Red on Grey by Sophy Brown
Early in her career, British-born Sophy Brown created color-field paintings reminiscent of the New York abstract expressionists. But in 2000, more than a decade after Brown moved to the United States, she was commissioned to paint a monumental mural depicting life-size riders and horses. That assignment marked a major turning point in both the style and subject matter of her paintings. Since the commission, her artistic eye has been trained on horses and cowboys almost exclusively. “My paintings try to capture the blood-and-bone responses of the horse in images of speed, freedom, alarm, curiosity, and exuberance,” Brown explains. And she views the American cowboy as an icon of self-reliance, honesty, and practicality.
Brown frequently attends rodeos to study and sketch her subject of choice, working always to convey the energy and life she witnesses first hand. She also owns horses and frequently uses them as models. This year her work is on view for the first time at the annual Colorado Governor’s Invitational Art Show and Sale in April in Loveland. She is represented by Frank Howell Gallery, Santa Fe, NM; Yellow Horse Gallery and Yellow Horse 1, Santa Fe, NM; and Tough Luck Cowboy, Boulder, CO.

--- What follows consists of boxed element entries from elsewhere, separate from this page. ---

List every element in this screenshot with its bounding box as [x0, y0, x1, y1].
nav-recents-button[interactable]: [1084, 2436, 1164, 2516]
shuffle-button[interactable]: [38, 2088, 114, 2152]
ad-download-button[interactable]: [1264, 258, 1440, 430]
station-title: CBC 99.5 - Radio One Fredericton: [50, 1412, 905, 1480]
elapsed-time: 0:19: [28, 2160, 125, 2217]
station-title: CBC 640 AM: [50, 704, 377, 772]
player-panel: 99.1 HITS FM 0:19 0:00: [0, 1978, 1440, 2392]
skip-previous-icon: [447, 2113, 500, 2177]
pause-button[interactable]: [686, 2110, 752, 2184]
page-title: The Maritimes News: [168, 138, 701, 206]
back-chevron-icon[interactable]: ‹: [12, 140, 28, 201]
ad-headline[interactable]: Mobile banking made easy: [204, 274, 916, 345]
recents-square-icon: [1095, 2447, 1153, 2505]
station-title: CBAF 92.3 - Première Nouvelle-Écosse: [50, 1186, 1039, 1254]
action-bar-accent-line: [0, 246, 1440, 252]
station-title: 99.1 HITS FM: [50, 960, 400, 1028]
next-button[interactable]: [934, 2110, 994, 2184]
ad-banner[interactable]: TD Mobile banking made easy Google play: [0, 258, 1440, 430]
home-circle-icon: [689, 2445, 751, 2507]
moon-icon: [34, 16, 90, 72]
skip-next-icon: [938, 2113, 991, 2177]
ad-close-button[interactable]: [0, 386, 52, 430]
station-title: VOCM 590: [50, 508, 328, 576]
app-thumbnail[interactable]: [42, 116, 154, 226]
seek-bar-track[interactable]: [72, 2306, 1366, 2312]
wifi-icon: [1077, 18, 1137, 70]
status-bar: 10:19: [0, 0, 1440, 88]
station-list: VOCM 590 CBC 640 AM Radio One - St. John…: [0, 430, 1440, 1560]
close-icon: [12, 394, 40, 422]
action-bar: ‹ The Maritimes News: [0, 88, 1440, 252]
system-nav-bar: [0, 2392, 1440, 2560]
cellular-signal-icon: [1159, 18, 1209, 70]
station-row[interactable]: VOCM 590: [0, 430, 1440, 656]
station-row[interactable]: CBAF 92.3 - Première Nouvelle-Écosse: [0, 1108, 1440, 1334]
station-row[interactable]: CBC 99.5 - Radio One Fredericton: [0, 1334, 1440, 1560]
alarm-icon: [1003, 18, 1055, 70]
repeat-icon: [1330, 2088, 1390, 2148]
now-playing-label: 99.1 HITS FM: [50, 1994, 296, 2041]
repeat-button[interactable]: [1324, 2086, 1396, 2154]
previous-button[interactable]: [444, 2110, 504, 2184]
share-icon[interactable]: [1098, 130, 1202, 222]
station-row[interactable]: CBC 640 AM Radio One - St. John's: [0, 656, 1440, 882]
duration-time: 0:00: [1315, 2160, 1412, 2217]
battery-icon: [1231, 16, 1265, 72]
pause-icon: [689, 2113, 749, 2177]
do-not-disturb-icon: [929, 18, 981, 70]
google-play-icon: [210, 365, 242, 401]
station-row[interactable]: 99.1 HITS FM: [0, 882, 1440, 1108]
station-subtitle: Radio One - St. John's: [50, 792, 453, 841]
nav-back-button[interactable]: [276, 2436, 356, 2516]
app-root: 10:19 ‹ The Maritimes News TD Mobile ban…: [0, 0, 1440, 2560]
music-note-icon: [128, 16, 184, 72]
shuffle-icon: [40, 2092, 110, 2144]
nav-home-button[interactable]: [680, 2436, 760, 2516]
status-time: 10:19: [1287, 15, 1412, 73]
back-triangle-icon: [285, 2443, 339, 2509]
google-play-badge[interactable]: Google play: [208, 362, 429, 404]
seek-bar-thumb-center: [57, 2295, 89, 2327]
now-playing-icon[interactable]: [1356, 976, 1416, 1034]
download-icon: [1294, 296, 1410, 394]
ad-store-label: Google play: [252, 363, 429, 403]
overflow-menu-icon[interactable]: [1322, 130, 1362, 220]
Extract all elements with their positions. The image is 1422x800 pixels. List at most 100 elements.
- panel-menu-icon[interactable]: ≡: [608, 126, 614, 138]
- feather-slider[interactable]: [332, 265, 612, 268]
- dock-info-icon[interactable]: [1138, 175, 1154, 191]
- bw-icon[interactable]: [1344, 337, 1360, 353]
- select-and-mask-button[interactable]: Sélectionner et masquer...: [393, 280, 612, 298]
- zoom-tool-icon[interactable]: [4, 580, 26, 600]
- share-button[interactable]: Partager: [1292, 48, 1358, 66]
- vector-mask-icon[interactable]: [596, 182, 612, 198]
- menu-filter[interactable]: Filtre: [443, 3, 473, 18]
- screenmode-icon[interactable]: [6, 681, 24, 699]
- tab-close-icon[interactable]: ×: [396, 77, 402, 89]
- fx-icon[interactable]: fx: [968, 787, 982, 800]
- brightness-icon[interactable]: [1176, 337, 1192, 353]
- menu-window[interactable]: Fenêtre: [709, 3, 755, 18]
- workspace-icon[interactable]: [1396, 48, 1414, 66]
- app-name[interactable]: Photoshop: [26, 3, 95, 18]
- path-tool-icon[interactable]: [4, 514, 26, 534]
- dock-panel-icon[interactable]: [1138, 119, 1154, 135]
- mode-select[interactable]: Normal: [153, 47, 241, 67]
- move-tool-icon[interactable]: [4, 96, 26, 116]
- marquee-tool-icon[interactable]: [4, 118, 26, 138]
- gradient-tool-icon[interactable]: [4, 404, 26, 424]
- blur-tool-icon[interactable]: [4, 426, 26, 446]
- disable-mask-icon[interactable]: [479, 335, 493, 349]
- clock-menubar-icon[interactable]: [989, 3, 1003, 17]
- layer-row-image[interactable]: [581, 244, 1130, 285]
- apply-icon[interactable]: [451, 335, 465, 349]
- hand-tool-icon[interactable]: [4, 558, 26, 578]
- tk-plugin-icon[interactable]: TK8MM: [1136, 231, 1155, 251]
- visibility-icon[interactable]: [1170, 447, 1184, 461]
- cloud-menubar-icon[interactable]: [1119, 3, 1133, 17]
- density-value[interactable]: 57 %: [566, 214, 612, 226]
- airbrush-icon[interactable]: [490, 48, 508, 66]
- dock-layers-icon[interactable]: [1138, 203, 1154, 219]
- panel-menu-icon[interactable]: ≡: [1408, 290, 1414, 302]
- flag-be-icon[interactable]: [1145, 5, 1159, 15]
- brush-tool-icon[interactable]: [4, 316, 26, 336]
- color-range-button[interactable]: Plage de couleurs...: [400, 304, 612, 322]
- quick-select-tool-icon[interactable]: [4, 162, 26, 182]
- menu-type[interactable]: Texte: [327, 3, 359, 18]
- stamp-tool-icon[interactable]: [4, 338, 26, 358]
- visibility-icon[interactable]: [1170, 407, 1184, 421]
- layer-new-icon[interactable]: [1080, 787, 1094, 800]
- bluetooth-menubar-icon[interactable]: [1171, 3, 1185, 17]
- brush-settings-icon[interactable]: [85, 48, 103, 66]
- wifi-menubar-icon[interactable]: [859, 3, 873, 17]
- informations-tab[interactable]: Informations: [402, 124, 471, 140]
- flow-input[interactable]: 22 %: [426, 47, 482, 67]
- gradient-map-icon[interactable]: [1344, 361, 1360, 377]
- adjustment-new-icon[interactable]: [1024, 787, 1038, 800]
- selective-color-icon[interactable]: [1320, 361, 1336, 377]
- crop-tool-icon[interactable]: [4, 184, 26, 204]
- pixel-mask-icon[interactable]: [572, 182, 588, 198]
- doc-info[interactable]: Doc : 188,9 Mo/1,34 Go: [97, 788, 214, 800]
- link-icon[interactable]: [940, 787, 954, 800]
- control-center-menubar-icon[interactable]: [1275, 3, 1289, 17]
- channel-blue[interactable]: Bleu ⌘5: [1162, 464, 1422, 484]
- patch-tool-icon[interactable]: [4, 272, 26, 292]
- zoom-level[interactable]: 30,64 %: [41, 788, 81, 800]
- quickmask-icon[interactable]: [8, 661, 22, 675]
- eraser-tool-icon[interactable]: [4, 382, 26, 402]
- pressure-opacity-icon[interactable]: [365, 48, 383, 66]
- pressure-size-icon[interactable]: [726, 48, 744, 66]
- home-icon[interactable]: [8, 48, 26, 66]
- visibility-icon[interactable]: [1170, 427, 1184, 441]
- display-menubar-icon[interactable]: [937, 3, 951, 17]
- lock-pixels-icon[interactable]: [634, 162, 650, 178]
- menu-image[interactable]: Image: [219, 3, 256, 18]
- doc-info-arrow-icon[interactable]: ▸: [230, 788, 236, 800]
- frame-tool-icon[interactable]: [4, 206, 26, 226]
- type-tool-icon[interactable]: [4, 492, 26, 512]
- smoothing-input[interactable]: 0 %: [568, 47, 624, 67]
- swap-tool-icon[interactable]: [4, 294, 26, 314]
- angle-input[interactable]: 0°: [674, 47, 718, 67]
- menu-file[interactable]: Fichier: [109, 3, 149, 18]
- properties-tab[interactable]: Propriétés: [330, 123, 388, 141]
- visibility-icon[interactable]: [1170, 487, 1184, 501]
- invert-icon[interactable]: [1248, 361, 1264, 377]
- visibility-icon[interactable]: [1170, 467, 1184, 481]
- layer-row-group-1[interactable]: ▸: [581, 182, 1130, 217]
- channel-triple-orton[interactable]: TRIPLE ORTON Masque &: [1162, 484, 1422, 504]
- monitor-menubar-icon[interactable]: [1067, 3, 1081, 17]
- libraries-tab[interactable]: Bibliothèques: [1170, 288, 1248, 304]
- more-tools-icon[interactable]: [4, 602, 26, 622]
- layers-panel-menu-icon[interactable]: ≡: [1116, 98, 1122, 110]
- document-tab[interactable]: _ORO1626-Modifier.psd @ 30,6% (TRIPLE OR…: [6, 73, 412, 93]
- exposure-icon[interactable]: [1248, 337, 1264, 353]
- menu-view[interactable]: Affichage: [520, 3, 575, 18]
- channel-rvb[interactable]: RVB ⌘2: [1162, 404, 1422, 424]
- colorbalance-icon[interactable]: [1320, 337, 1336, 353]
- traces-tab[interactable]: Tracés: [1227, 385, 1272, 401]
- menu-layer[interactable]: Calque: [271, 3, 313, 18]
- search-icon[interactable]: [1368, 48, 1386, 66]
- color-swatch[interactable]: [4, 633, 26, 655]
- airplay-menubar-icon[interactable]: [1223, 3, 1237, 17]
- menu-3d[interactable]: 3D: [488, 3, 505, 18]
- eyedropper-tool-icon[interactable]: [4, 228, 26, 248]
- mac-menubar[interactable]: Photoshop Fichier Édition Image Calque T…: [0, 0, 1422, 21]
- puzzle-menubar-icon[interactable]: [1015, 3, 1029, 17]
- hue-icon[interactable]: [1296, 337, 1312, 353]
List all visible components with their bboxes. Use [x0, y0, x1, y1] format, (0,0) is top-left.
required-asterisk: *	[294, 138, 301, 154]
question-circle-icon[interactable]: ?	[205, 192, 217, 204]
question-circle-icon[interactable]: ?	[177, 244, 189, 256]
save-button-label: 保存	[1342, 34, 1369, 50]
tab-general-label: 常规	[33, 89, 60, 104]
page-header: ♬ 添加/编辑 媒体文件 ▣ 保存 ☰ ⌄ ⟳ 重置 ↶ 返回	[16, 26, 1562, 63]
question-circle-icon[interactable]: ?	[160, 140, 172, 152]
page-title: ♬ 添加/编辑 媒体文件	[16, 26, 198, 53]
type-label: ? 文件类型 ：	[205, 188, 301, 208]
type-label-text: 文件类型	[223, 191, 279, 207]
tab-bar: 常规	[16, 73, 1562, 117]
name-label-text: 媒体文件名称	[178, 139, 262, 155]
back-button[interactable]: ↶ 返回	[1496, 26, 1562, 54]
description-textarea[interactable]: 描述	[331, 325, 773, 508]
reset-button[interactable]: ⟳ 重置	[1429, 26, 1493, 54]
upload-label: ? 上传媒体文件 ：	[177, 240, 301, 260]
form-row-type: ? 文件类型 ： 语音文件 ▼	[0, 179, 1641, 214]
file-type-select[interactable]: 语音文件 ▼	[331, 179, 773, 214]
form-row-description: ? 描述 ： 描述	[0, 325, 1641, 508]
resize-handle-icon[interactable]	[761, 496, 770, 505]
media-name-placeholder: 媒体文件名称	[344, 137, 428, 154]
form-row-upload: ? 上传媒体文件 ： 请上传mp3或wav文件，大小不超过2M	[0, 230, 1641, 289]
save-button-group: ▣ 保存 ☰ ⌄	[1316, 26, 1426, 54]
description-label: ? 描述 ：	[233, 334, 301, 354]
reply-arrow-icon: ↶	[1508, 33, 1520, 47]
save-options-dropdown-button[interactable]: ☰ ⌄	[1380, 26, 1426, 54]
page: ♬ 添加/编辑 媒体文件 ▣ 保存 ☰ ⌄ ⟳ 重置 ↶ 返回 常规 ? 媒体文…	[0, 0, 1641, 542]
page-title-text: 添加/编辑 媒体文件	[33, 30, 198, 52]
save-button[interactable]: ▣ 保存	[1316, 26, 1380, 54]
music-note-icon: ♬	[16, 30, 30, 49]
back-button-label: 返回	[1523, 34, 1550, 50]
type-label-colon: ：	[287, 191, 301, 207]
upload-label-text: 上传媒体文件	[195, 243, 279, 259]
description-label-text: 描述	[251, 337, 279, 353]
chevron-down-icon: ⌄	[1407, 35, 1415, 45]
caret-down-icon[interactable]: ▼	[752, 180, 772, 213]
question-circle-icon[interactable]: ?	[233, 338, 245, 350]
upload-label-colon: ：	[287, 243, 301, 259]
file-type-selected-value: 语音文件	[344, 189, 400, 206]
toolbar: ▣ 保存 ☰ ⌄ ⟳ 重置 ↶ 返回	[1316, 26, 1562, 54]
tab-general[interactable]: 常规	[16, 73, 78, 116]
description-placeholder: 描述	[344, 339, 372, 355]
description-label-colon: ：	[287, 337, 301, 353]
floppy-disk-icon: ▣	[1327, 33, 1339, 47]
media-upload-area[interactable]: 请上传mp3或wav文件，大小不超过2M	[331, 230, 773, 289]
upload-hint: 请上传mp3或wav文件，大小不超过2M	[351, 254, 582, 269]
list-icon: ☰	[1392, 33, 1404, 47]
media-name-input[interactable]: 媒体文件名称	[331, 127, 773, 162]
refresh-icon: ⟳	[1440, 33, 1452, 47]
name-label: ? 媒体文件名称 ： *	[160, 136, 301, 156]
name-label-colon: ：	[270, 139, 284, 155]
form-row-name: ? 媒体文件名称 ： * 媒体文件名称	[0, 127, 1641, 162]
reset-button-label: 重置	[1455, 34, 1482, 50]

Winter Vignette by Stephen Datz
Landscape painter Stephen Datz makes his home in Grand Junction, CO. The nearby Colorado National Monument often serves as inspiration for his evocative paintings that feature the park’s steep-walled, red-rock canyons. He is equally comfortable setting up his easel in Utah’s desert terrain or amid Colorado’s snowy alpine aspen groves. “I like to think that when a painting is successful, the viewer feels like they are standing right where I was standing when I painted it,” Datz says. “I want them to feel the same magic I felt.”
For the plein-air artist, painting in the open air offers a sense of freedom and a way to put aside everything but the raw sensations of time, place, and seasons. It’s a time, he says, to focus solely on the meaningful translation of those sensations to canvas. “Ultimately my aim is to infuse every painting, whether it is a field study or a studio work, with qualities that extend beyond the visible—the significance of silence, the pleasure of discovery, and the value of solitude,” Datz explains.
In 2006, he was honored with the Artists’ Choice award at two Rocky Mountain Plein Air Painters’ shows. His works are on view at the Colorado Governor’s Invitational Art Show and Sale in April in Loveland. Datz is represented by Act I Gallery, Taos, NM; Main Street Gallery and Framer, Glenwood Springs and Carbondale, CO; and Wild Horse Gallery, Steamboat Springs, CO.
Daisies & Apples by Mike Kirschel
Native Californian Mike Kirschel is fond of describing his painterly style as a “poetic expression of the artist’s state of mind in response to his subject.” Although the Bay Area artist works in many genres, including landscape and figurative works, his artistic heart belongs to classic still-life painting featuring the same objects depicted by the legendary Dutch masters—flowers, fruit, and vases.
Kirschel’s impressionistic works blend rich color harmonies with a loose style. “Still lifes are easy to study. They don’t change or move. Figures move and breathe and walk away in two hours. A still-life set up is there for two weeks,” he says.
Kirschel studied with well-known painter Sunny Apinchapong-Yang, and today he teaches painting classes at the Pacific Art League in Palo Alto, CA. Whether he is painting still-life, figurative, or landscape works, his mission is to always impart enthusiasm, strength, and sensitivity to his works.
In 2006, Kirschel won first place in oils at the Society of Western Artists annual show held in San Francisco. His still-life paintings are on view in a one-man show in April at The Gallery in Burlingame, CA. He is also represented by Ars Longa Gallery, Folsom, CA; Montana Trails, Bozeman, MT; and www.kirschel.com.